The tool the Fed uses to enact this is interest rates. Now interest rates are complicated, all you need to know is that the higher the interest rate the tighter the financial conditions. Companies won’t borrow as much which means they can’t employ people, buy equipment, grow their business.
Interest rates are like a train trying to stop, they take forever to do it, but then all of a sudden there is a car on the tracks that gets hit, which stops people from driving leading to less demand for road usage. Kind of a terrible analogy but the train is interest rates, the car is the economy, and the people are the people. When people are scared they don’t spend, which is a self fulfilling prophecy of declining prices and recession. The only way to stop this is to get ease financial conditions by taking that car that got hit back to the mechanic shop and getting it fix, by reducing interest rates.
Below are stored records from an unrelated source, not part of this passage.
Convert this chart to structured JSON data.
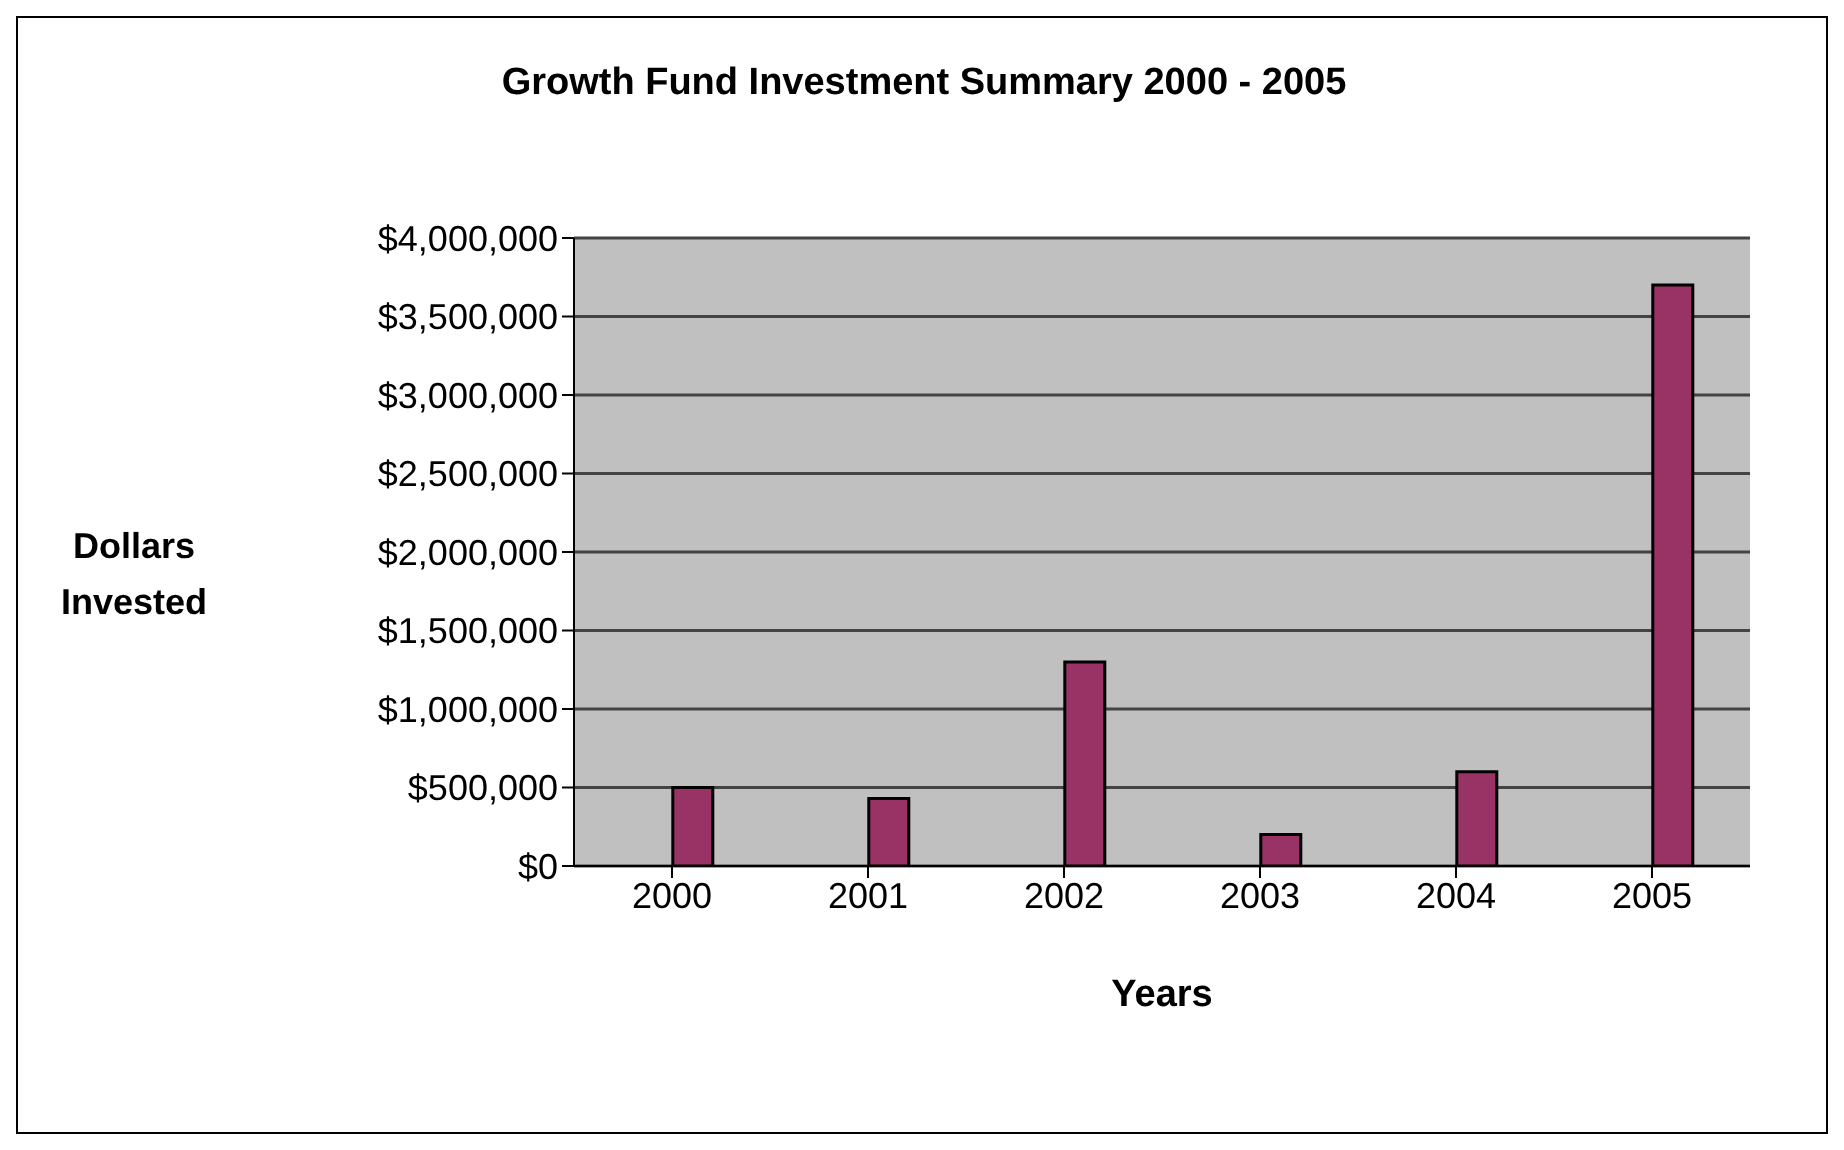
{
  "chart_data": {
    "type": "bar",
    "title": "Growth Fund Investment Summary 2000 - 2005",
    "xlabel": "Years",
    "ylabel": "Dollars Invested",
    "categories": [
      "2000",
      "2001",
      "2002",
      "2003",
      "2004",
      "2005"
    ],
    "series": [
      {
        "color": "#6666cc",
        "values": [
          0,
          0,
          0,
          0,
          0,
          0
        ]
      },
      {
        "color": "#993366",
        "values": [
          500000,
          430000,
          1300000,
          200000,
          600000,
          3700000
        ]
      }
    ],
    "ylim": [
      0,
      4000000
    ],
    "yticks": [
      {
        "value": 0,
        "label": "$0"
      },
      {
        "value": 500000,
        "label": "$500,000"
      },
      {
        "value": 1000000,
        "label": "$1,000,000"
      },
      {
        "value": 1500000,
        "label": "$1,500,000"
      },
      {
        "value": 2000000,
        "label": "$2,000,000"
      },
      {
        "value": 2500000,
        "label": "$2,500,000"
      },
      {
        "value": 3000000,
        "label": "$3,000,000"
      },
      {
        "value": 3500000,
        "label": "$3,500,000"
      },
      {
        "value": 4000000,
        "label": "$4,000,000"
      }
    ],
    "grid": "y",
    "legend": false
  }
}
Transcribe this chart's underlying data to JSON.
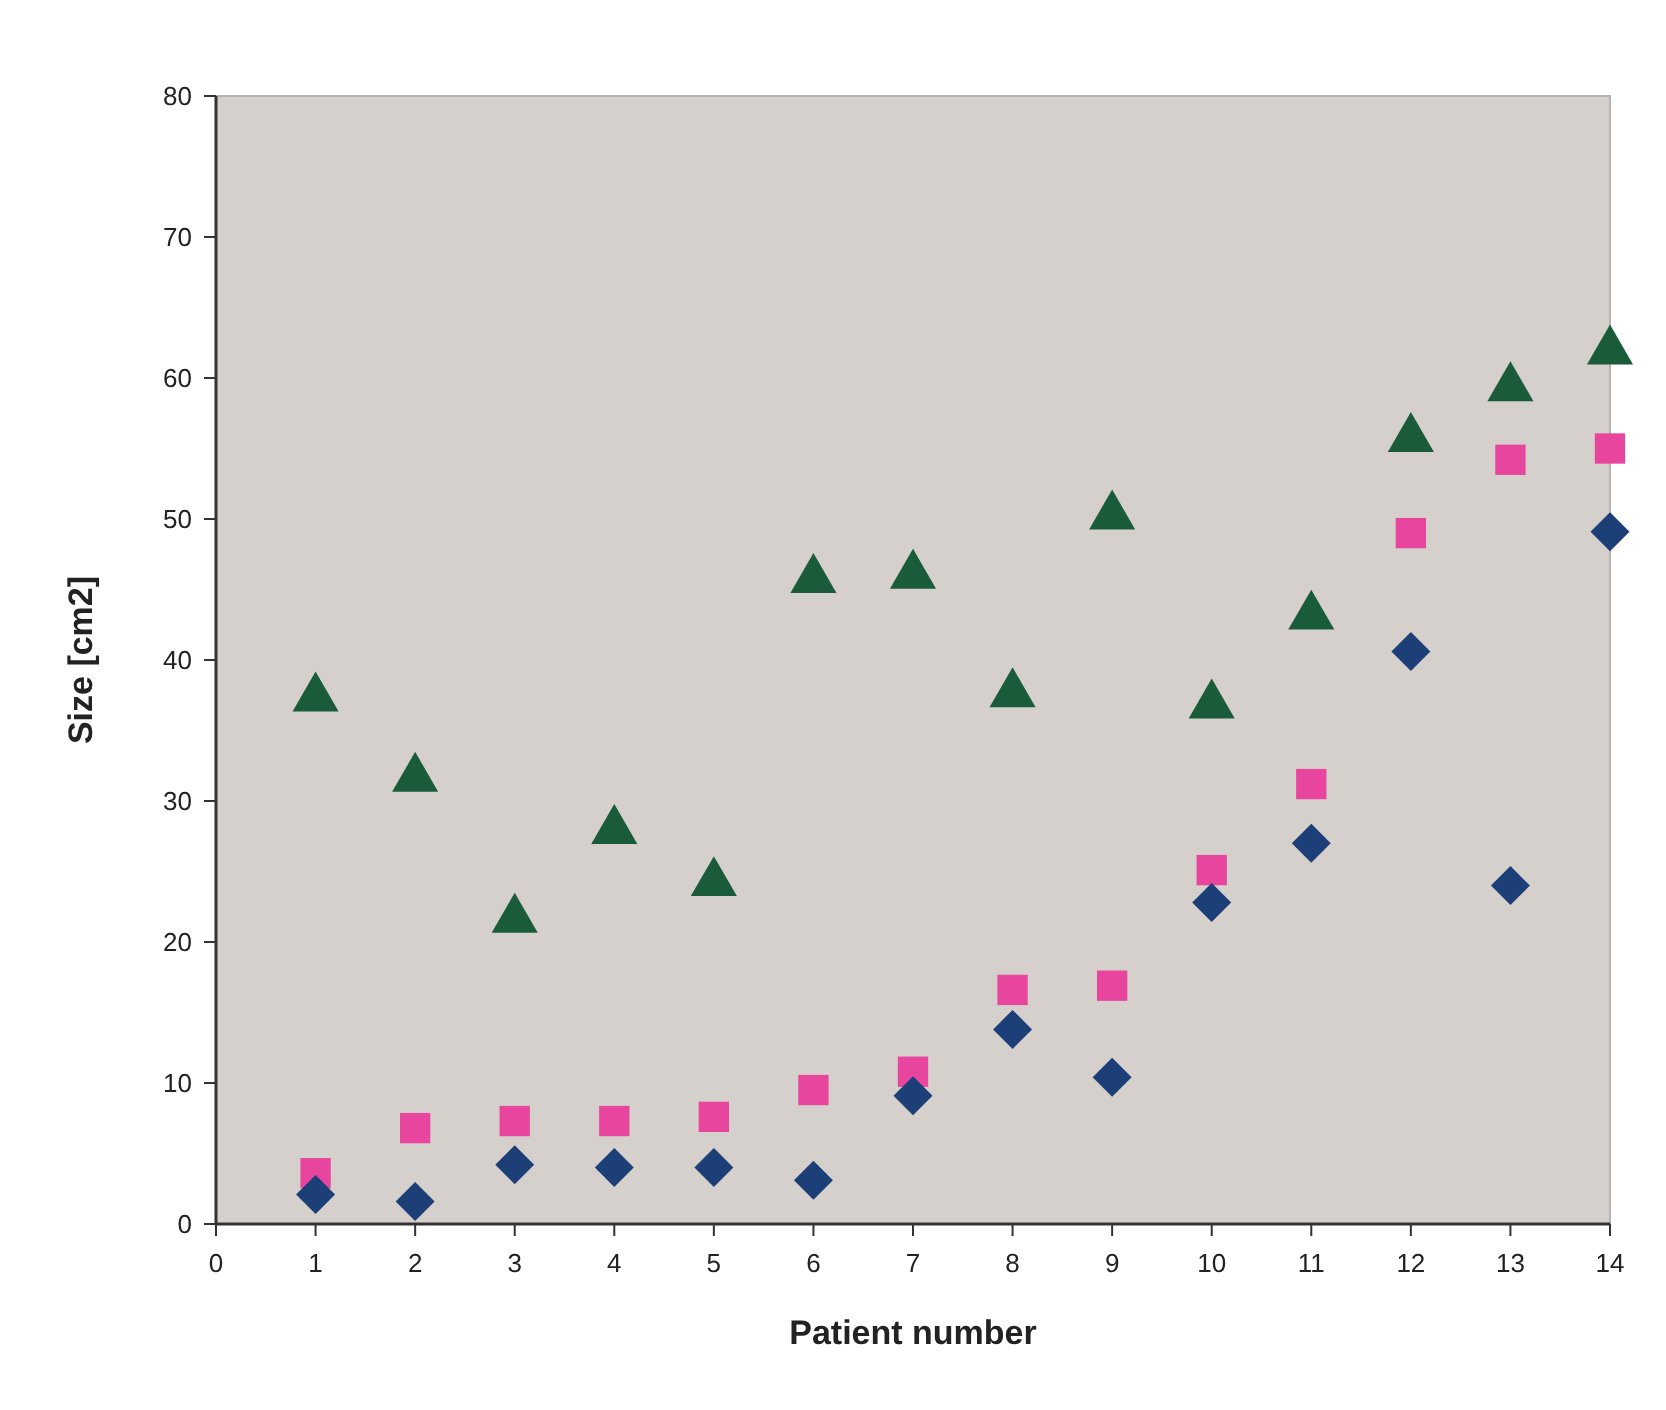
{
  "chart_data": {
    "type": "scatter",
    "xlabel": "Patient number",
    "ylabel": "Size [cm2]",
    "x": [
      1,
      2,
      3,
      4,
      5,
      6,
      7,
      8,
      9,
      10,
      11,
      12,
      13,
      14
    ],
    "xlim": [
      0,
      14
    ],
    "xticks": [
      0,
      1,
      2,
      3,
      4,
      5,
      6,
      7,
      8,
      9,
      10,
      11,
      12,
      13,
      14
    ],
    "ylim": [
      0,
      80
    ],
    "yticks": [
      0,
      10,
      20,
      30,
      40,
      50,
      60,
      70,
      80
    ],
    "grid": false,
    "series": [
      {
        "color": "#1a5c3a",
        "marker": "triangle",
        "values": [
          37.3,
          31.6,
          21.6,
          27.9,
          24.2,
          45.7,
          46.0,
          37.6,
          50.2,
          36.8,
          43.1,
          55.7,
          59.3,
          61.9
        ]
      },
      {
        "color": "#e8459e",
        "marker": "square",
        "values": [
          3.6,
          6.8,
          7.3,
          7.3,
          7.6,
          9.5,
          10.8,
          16.6,
          16.9,
          25.1,
          31.2,
          49.0,
          54.2,
          55.0
        ]
      },
      {
        "color": "#1c3f78",
        "marker": "diamond",
        "values": [
          2.1,
          1.6,
          4.2,
          4.0,
          4.0,
          3.1,
          9.1,
          13.8,
          10.4,
          22.8,
          27.0,
          40.6,
          24.0,
          49.1
        ]
      }
    ]
  }
}
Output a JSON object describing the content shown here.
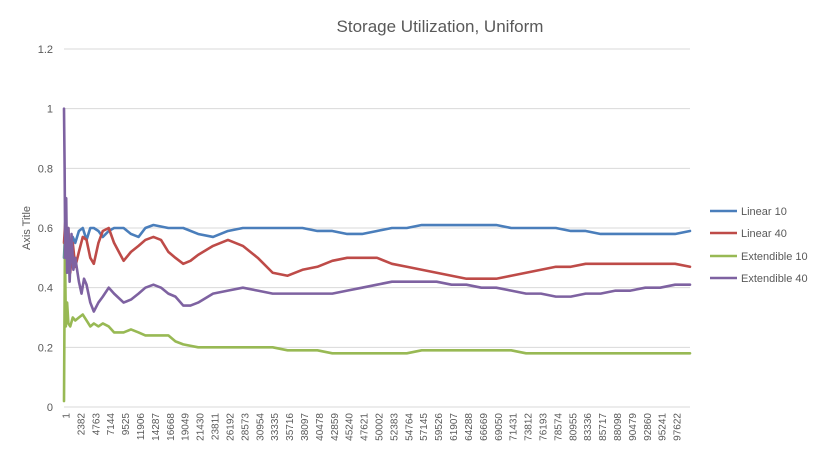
{
  "chart_data": {
    "type": "line",
    "title": "Storage Utilization, Uniform",
    "ylabel": "Axis Title",
    "xlabel": "",
    "ylim": [
      0,
      1.2
    ],
    "y_ticks": [
      "0",
      "0.2",
      "0.4",
      "0.6",
      "0.8",
      "1",
      "1.2"
    ],
    "x_ticks": [
      "1",
      "2382",
      "4763",
      "7144",
      "9525",
      "11906",
      "14287",
      "16668",
      "19049",
      "21430",
      "23811",
      "26192",
      "28573",
      "30954",
      "33335",
      "35716",
      "38097",
      "40478",
      "42859",
      "45240",
      "47621",
      "50002",
      "52383",
      "54764",
      "57145",
      "59526",
      "61907",
      "64288",
      "66669",
      "69050",
      "71431",
      "73812",
      "76193",
      "78574",
      "80955",
      "83336",
      "85717",
      "88098",
      "90479",
      "92860",
      "95241",
      "97622"
    ],
    "x_range": [
      1,
      100000
    ],
    "grid": true,
    "legend_position": "right",
    "series": [
      {
        "name": "Linear 10",
        "color": "#4a7ebb",
        "points": [
          [
            1,
            0.5
          ],
          [
            200,
            0.6
          ],
          [
            400,
            0.48
          ],
          [
            700,
            0.58
          ],
          [
            1000,
            0.5
          ],
          [
            1400,
            0.57
          ],
          [
            1800,
            0.55
          ],
          [
            2382,
            0.59
          ],
          [
            3000,
            0.6
          ],
          [
            3600,
            0.56
          ],
          [
            4200,
            0.6
          ],
          [
            4763,
            0.6
          ],
          [
            5500,
            0.59
          ],
          [
            6200,
            0.57
          ],
          [
            7144,
            0.59
          ],
          [
            8000,
            0.6
          ],
          [
            9525,
            0.6
          ],
          [
            10700,
            0.58
          ],
          [
            11906,
            0.57
          ],
          [
            13000,
            0.6
          ],
          [
            14287,
            0.61
          ],
          [
            16668,
            0.6
          ],
          [
            19049,
            0.6
          ],
          [
            21430,
            0.58
          ],
          [
            23811,
            0.57
          ],
          [
            26192,
            0.59
          ],
          [
            28573,
            0.6
          ],
          [
            30954,
            0.6
          ],
          [
            33335,
            0.6
          ],
          [
            35716,
            0.6
          ],
          [
            38097,
            0.6
          ],
          [
            40478,
            0.59
          ],
          [
            42859,
            0.59
          ],
          [
            45240,
            0.58
          ],
          [
            47621,
            0.58
          ],
          [
            50002,
            0.59
          ],
          [
            52383,
            0.6
          ],
          [
            54764,
            0.6
          ],
          [
            57145,
            0.61
          ],
          [
            59526,
            0.61
          ],
          [
            61907,
            0.61
          ],
          [
            64288,
            0.61
          ],
          [
            66669,
            0.61
          ],
          [
            69050,
            0.61
          ],
          [
            71431,
            0.6
          ],
          [
            73812,
            0.6
          ],
          [
            76193,
            0.6
          ],
          [
            78574,
            0.6
          ],
          [
            80955,
            0.59
          ],
          [
            83336,
            0.59
          ],
          [
            85717,
            0.58
          ],
          [
            88098,
            0.58
          ],
          [
            90479,
            0.58
          ],
          [
            92860,
            0.58
          ],
          [
            95241,
            0.58
          ],
          [
            97622,
            0.58
          ],
          [
            100000,
            0.59
          ]
        ]
      },
      {
        "name": "Linear 40",
        "color": "#be4b48",
        "points": [
          [
            1,
            0.55
          ],
          [
            200,
            0.62
          ],
          [
            400,
            0.5
          ],
          [
            700,
            0.6
          ],
          [
            1000,
            0.45
          ],
          [
            1400,
            0.55
          ],
          [
            1800,
            0.47
          ],
          [
            2382,
            0.52
          ],
          [
            3000,
            0.57
          ],
          [
            3600,
            0.56
          ],
          [
            4200,
            0.5
          ],
          [
            4763,
            0.48
          ],
          [
            5500,
            0.55
          ],
          [
            6200,
            0.59
          ],
          [
            7144,
            0.6
          ],
          [
            8000,
            0.55
          ],
          [
            9525,
            0.49
          ],
          [
            10700,
            0.52
          ],
          [
            11906,
            0.54
          ],
          [
            13000,
            0.56
          ],
          [
            14287,
            0.57
          ],
          [
            15500,
            0.56
          ],
          [
            16668,
            0.52
          ],
          [
            17800,
            0.5
          ],
          [
            19049,
            0.48
          ],
          [
            20200,
            0.49
          ],
          [
            21430,
            0.51
          ],
          [
            23811,
            0.54
          ],
          [
            26192,
            0.56
          ],
          [
            28573,
            0.54
          ],
          [
            30954,
            0.5
          ],
          [
            33335,
            0.45
          ],
          [
            35716,
            0.44
          ],
          [
            38097,
            0.46
          ],
          [
            40478,
            0.47
          ],
          [
            42859,
            0.49
          ],
          [
            45240,
            0.5
          ],
          [
            47621,
            0.5
          ],
          [
            50002,
            0.5
          ],
          [
            52383,
            0.48
          ],
          [
            54764,
            0.47
          ],
          [
            57145,
            0.46
          ],
          [
            59526,
            0.45
          ],
          [
            61907,
            0.44
          ],
          [
            64288,
            0.43
          ],
          [
            66669,
            0.43
          ],
          [
            69050,
            0.43
          ],
          [
            71431,
            0.44
          ],
          [
            73812,
            0.45
          ],
          [
            76193,
            0.46
          ],
          [
            78574,
            0.47
          ],
          [
            80955,
            0.47
          ],
          [
            83336,
            0.48
          ],
          [
            85717,
            0.48
          ],
          [
            88098,
            0.48
          ],
          [
            90479,
            0.48
          ],
          [
            92860,
            0.48
          ],
          [
            95241,
            0.48
          ],
          [
            97622,
            0.48
          ],
          [
            100000,
            0.47
          ]
        ]
      },
      {
        "name": "Extendible 10",
        "color": "#98b954",
        "points": [
          [
            1,
            0.02
          ],
          [
            150,
            0.55
          ],
          [
            300,
            0.27
          ],
          [
            500,
            0.35
          ],
          [
            700,
            0.28
          ],
          [
            1000,
            0.27
          ],
          [
            1400,
            0.3
          ],
          [
            1800,
            0.29
          ],
          [
            2382,
            0.3
          ],
          [
            3000,
            0.31
          ],
          [
            3600,
            0.29
          ],
          [
            4200,
            0.27
          ],
          [
            4763,
            0.28
          ],
          [
            5500,
            0.27
          ],
          [
            6200,
            0.28
          ],
          [
            7144,
            0.27
          ],
          [
            8000,
            0.25
          ],
          [
            9525,
            0.25
          ],
          [
            10700,
            0.26
          ],
          [
            11906,
            0.25
          ],
          [
            13000,
            0.24
          ],
          [
            14287,
            0.24
          ],
          [
            16668,
            0.24
          ],
          [
            17800,
            0.22
          ],
          [
            19049,
            0.21
          ],
          [
            21430,
            0.2
          ],
          [
            23811,
            0.2
          ],
          [
            26192,
            0.2
          ],
          [
            28573,
            0.2
          ],
          [
            30954,
            0.2
          ],
          [
            33335,
            0.2
          ],
          [
            35716,
            0.19
          ],
          [
            38097,
            0.19
          ],
          [
            40478,
            0.19
          ],
          [
            42859,
            0.18
          ],
          [
            45240,
            0.18
          ],
          [
            47621,
            0.18
          ],
          [
            50002,
            0.18
          ],
          [
            52383,
            0.18
          ],
          [
            54764,
            0.18
          ],
          [
            57145,
            0.19
          ],
          [
            59526,
            0.19
          ],
          [
            61907,
            0.19
          ],
          [
            64288,
            0.19
          ],
          [
            66669,
            0.19
          ],
          [
            69050,
            0.19
          ],
          [
            71431,
            0.19
          ],
          [
            73812,
            0.18
          ],
          [
            76193,
            0.18
          ],
          [
            78574,
            0.18
          ],
          [
            80955,
            0.18
          ],
          [
            83336,
            0.18
          ],
          [
            85717,
            0.18
          ],
          [
            88098,
            0.18
          ],
          [
            90479,
            0.18
          ],
          [
            92860,
            0.18
          ],
          [
            95241,
            0.18
          ],
          [
            97622,
            0.18
          ],
          [
            100000,
            0.18
          ]
        ]
      },
      {
        "name": "Extendible 40",
        "color": "#7e62a1",
        "points": [
          [
            1,
            1.0
          ],
          [
            100,
            0.8
          ],
          [
            200,
            0.5
          ],
          [
            350,
            0.7
          ],
          [
            500,
            0.45
          ],
          [
            700,
            0.6
          ],
          [
            900,
            0.42
          ],
          [
            1200,
            0.58
          ],
          [
            1500,
            0.46
          ],
          [
            1800,
            0.5
          ],
          [
            2382,
            0.42
          ],
          [
            2800,
            0.38
          ],
          [
            3200,
            0.43
          ],
          [
            3600,
            0.41
          ],
          [
            4200,
            0.35
          ],
          [
            4763,
            0.32
          ],
          [
            5500,
            0.35
          ],
          [
            6200,
            0.37
          ],
          [
            7144,
            0.4
          ],
          [
            8000,
            0.38
          ],
          [
            9525,
            0.35
          ],
          [
            10700,
            0.36
          ],
          [
            11906,
            0.38
          ],
          [
            13000,
            0.4
          ],
          [
            14287,
            0.41
          ],
          [
            15500,
            0.4
          ],
          [
            16668,
            0.38
          ],
          [
            17800,
            0.37
          ],
          [
            19049,
            0.34
          ],
          [
            20200,
            0.34
          ],
          [
            21430,
            0.35
          ],
          [
            23811,
            0.38
          ],
          [
            26192,
            0.39
          ],
          [
            28573,
            0.4
          ],
          [
            30954,
            0.39
          ],
          [
            33335,
            0.38
          ],
          [
            35716,
            0.38
          ],
          [
            38097,
            0.38
          ],
          [
            40478,
            0.38
          ],
          [
            42859,
            0.38
          ],
          [
            45240,
            0.39
          ],
          [
            47621,
            0.4
          ],
          [
            50002,
            0.41
          ],
          [
            52383,
            0.42
          ],
          [
            54764,
            0.42
          ],
          [
            57145,
            0.42
          ],
          [
            59526,
            0.42
          ],
          [
            61907,
            0.41
          ],
          [
            64288,
            0.41
          ],
          [
            66669,
            0.4
          ],
          [
            69050,
            0.4
          ],
          [
            71431,
            0.39
          ],
          [
            73812,
            0.38
          ],
          [
            76193,
            0.38
          ],
          [
            78574,
            0.37
          ],
          [
            80955,
            0.37
          ],
          [
            83336,
            0.38
          ],
          [
            85717,
            0.38
          ],
          [
            88098,
            0.39
          ],
          [
            90479,
            0.39
          ],
          [
            92860,
            0.4
          ],
          [
            95241,
            0.4
          ],
          [
            97622,
            0.41
          ],
          [
            100000,
            0.41
          ]
        ]
      }
    ]
  }
}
I believe the train is coming, if it hasn’t hit already with the banks. When you see a company like Walmart laying off fulfillment staff, that’s when you get nervous. Right now we are in a sentiment rally, markets have rallied on the offering of potential rate cuts, but it seems to be forgetting the fact the economy is still on downward trajectory and could be in the tracks waiting for the train. Who knows asset prices may be fine, but who know asset prices may suffer. Be nimble, be cautious.